Not Sticking to Your Goals? Try Writing Them Down
With summer rearing its head, many of us college students are starting to find ourselves finally able to step back and relax a little bit. Students spend all semester juggling their classes, homework, exams, maybe a job (or two) and then having social lives on top of that.
The fact that you can finally sleep in and lounge around with no need to worry about whether or not you have a paper due, or if your work schedule conflicts with your exam schedule, is great. I definitely recommend taking advantage of that for a couple days!
However, this behavior can also lead to getting yourself into a potentially poor routine throughout the rest of summer and eventually back into the semester. A broken routine is what makes it so difficult to readjust when it comes time to get back into classes and a crazy schedule. This is why the ability to set goals for yourself is such an essential skill.
During the summer time, there is a lot of freedom to practice goal setting and become motivated to follow through on your goals. This way, when you’re back to your juggling act, you’ll already have the skill set you need to dominate the semester.

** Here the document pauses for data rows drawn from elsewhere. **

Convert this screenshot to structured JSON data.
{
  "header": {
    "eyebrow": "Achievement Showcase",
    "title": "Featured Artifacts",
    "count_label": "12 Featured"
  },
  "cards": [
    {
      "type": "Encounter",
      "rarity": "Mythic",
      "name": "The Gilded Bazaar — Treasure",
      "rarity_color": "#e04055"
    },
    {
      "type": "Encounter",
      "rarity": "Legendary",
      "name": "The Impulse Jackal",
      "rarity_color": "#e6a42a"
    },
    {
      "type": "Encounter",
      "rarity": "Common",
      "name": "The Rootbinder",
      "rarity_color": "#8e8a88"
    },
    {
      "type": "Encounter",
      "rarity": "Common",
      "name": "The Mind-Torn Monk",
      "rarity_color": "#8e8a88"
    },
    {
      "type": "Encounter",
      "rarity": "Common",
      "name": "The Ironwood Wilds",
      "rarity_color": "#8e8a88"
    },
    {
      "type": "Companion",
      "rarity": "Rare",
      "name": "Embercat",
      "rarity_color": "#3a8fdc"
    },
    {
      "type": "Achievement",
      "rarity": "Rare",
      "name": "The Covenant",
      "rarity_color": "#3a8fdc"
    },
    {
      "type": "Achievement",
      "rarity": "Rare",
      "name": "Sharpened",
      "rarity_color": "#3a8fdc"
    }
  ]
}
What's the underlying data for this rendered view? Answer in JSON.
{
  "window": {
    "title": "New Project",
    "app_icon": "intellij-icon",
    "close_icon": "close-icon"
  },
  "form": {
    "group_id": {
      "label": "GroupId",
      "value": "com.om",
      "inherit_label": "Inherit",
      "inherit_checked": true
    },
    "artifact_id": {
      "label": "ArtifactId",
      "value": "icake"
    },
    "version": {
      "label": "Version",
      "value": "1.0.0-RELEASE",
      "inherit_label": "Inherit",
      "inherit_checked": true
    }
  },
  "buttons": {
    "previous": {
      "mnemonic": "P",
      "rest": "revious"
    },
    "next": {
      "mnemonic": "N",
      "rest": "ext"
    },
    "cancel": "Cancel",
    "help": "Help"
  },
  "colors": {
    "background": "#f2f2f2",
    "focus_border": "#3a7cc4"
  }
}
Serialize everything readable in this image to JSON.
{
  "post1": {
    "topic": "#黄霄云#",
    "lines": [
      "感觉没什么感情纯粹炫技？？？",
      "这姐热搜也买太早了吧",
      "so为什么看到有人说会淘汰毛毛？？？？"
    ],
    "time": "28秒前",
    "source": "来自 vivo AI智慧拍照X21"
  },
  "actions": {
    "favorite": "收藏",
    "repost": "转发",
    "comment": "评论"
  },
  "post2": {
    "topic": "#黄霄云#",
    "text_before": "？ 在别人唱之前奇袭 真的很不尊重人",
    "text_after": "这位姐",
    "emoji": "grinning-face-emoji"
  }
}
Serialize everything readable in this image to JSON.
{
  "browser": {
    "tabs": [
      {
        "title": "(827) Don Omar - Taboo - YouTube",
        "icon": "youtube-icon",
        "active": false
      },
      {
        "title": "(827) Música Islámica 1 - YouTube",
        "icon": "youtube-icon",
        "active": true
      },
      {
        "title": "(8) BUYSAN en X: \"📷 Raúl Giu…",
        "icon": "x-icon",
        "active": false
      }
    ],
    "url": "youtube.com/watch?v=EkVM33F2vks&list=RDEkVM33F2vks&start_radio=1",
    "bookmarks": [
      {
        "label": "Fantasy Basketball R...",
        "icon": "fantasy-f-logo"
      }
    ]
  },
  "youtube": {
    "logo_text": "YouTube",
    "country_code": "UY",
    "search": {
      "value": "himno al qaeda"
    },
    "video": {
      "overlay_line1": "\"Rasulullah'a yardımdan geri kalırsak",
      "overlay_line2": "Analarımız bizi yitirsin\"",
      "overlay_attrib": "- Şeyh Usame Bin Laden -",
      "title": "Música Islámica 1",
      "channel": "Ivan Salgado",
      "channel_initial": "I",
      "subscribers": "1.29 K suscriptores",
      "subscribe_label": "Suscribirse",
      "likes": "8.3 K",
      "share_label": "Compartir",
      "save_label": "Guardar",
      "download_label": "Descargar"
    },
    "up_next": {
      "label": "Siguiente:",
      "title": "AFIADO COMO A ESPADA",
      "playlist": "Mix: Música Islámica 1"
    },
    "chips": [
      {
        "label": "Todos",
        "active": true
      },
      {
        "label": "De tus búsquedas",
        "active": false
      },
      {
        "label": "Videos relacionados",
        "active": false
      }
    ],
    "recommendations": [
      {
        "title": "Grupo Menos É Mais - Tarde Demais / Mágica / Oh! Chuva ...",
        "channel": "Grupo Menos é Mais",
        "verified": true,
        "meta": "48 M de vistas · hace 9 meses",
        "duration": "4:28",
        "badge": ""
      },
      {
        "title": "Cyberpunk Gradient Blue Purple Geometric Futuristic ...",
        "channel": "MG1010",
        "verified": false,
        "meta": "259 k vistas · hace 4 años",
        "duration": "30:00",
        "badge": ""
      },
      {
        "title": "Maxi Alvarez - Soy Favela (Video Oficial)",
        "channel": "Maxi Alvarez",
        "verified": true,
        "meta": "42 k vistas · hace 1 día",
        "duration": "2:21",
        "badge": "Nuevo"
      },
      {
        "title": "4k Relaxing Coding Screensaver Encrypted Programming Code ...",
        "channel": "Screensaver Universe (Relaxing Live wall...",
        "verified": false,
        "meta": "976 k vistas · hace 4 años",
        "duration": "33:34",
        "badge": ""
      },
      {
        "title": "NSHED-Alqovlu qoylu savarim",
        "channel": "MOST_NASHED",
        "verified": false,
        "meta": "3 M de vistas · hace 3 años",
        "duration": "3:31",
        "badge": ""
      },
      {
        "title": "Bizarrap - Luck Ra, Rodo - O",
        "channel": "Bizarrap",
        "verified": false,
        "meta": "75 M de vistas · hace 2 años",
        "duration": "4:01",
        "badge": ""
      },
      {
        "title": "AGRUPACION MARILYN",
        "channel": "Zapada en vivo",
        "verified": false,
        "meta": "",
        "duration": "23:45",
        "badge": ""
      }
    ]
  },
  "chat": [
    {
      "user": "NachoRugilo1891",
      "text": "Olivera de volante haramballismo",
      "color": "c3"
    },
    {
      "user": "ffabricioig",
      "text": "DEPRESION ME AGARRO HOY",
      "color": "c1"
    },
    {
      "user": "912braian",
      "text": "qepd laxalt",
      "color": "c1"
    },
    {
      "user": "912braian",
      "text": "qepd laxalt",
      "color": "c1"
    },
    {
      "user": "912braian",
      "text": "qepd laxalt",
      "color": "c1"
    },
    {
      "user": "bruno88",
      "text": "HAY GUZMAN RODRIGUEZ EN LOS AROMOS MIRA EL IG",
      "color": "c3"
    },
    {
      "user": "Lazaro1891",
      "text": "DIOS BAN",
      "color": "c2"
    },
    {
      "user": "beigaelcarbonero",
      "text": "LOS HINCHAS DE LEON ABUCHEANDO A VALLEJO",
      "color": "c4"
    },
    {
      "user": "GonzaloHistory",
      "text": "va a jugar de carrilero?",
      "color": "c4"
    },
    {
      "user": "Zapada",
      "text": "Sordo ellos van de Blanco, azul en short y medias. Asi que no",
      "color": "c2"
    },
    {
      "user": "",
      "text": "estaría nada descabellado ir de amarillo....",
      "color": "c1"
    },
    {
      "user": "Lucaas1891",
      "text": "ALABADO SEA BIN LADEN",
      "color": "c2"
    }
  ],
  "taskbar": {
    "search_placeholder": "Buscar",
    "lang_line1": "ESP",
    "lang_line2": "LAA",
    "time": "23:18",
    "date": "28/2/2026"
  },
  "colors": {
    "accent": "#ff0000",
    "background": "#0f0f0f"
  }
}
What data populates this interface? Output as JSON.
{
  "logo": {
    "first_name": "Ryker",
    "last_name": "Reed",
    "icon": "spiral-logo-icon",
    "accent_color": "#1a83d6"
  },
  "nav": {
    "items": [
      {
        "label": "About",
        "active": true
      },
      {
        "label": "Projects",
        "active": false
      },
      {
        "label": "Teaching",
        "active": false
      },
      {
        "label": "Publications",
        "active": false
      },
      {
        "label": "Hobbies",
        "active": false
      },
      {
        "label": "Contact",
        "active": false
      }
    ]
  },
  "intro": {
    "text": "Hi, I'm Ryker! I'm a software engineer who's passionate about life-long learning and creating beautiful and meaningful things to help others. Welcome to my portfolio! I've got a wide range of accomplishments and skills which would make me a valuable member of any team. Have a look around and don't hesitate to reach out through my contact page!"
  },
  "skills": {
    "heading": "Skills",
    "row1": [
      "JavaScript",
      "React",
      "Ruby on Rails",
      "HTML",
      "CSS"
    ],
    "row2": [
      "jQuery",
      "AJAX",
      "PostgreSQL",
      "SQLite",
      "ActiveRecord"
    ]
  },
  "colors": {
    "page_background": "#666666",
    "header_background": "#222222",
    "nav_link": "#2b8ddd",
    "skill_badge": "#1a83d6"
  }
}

The idea of goal setting might seem easy, and you’ve probably been doing it one way or another for years. With that said, goals come in all sizes and many of us start out with those that are far too ambitious.
But it’s actually important to start small– really small. Think of a few, between three and five, goals that aren’t super ambitious and write them down. Notice how “writing them down” is in bold and italic, as it’s really important!
Writing down your thoughts is a great way to remember tiny details. More importantly, it is very satisfying to cross things off of any kind of list. (Trust me on this one, as a person who makes probably twelve lists a day). When coming up with these goals, don’t overthink it and don’t worry if your list looks like a to-do list at first. For example, your first goal might be: “go to Target and buy a journal.” The point is to get into the habit of writing down what you want and need to get accomplished.
Once you get a few ideas down, start working through them one by one. Check off the goals that you have the most control over, or that will be the easiest to finish. This will keep you feeling accomplished by getting something done, rather than discouraged over a tiny “failure.” Once you complete this list, start a new one! It might seem repetitive but going through the motions is how we learn, and pretty soon you’ll be so used to this technique that you could do it in your sleep.
Once you start getting into this habit, you can start adding in larger goals that are more long-term. Note that it’s valuable to be aware of what you want to get out of these larger goals. A good way to do this is to write each one on a separate piece of paper and then add how you are going to get it done and what you will get from it when it is completed. A tip is to put the intended outcome in parentheses after the said goal.
Finally, make sure to cross off or highlight each completed goal in your list. As mentioned before, it’s super satisfying to see what you’re getting done even if you may not think it’s very important. It’s easy to get wrapped up in the big things we have to do, so allowing yourself to visually interpret what you’re accomplishing (no matter how small) is an awesome feeling.
Like I said before, this may all seem really easy, and you’re probably thinking that you’re a pro already (maybe this is true as I don’t know you). However, for a lot of people (myself included), start off with goals that are way too big and end up completely overwhelmed.
For example, I played volleyball for about six years until I tore my ACL during senior year of high school, and since then haven’t played competitively. Before my injury, I would work out about ten hours each week. Once I stopped playing, though, I stopped working out consistently and at that level. This past year, when I decided I wanted to start consistently working out again (mind you, I stopped playing five years ago so it’s been awhile), I did a really good job of keeping up with my workout goals for about three weeks over winter break. And then school started again…and I wasn’t doing such a great job of keeping up with my workout goals anymore.
Of course I made myself feel terrible about my setback because I felt like I was being “unhealthy.” In retrospect, though, I didn’t need to feel that bad about it at all, because in reality I was a healthy eater and walked to and from school Monday – Friday. After putting this into perspective, and thinking concretely about why I wanted to go to the gym, it was really just because I missed the competitive piece of working out at a competitive level. My realization caused me to change how I was looking at my fitness goal and modify it so that it better fit what I wanted in the long term.
Another mistake we make when we first start writing down our lists of goals is trying to check off too many things at once. This sounds contradictory to what I said before about crossing things off eagerly, but it’s important to know your limits.
Think about what you’re putting on your lists and how that fits in with the rest of your day or week. A good way to make sure you’re not putting too much on your plate is getting some kind of planner/journal combo, which can allow you to check what you have going on and then see what you can realistically get done in the time you actually have.
The practice of goal setting can seem overwhelming for some. For others, it may seem too basic of a practice. But giving these simple steps a try can help motivate you to accomplish goals and continue improving both in school and your personal life. Take it from me, an admittedly very disorganized person in many aspects of my life, taking the time to write down your goals and cross them off once you’ve accomplished them can help you get your act together for school and many other planned future endeavors!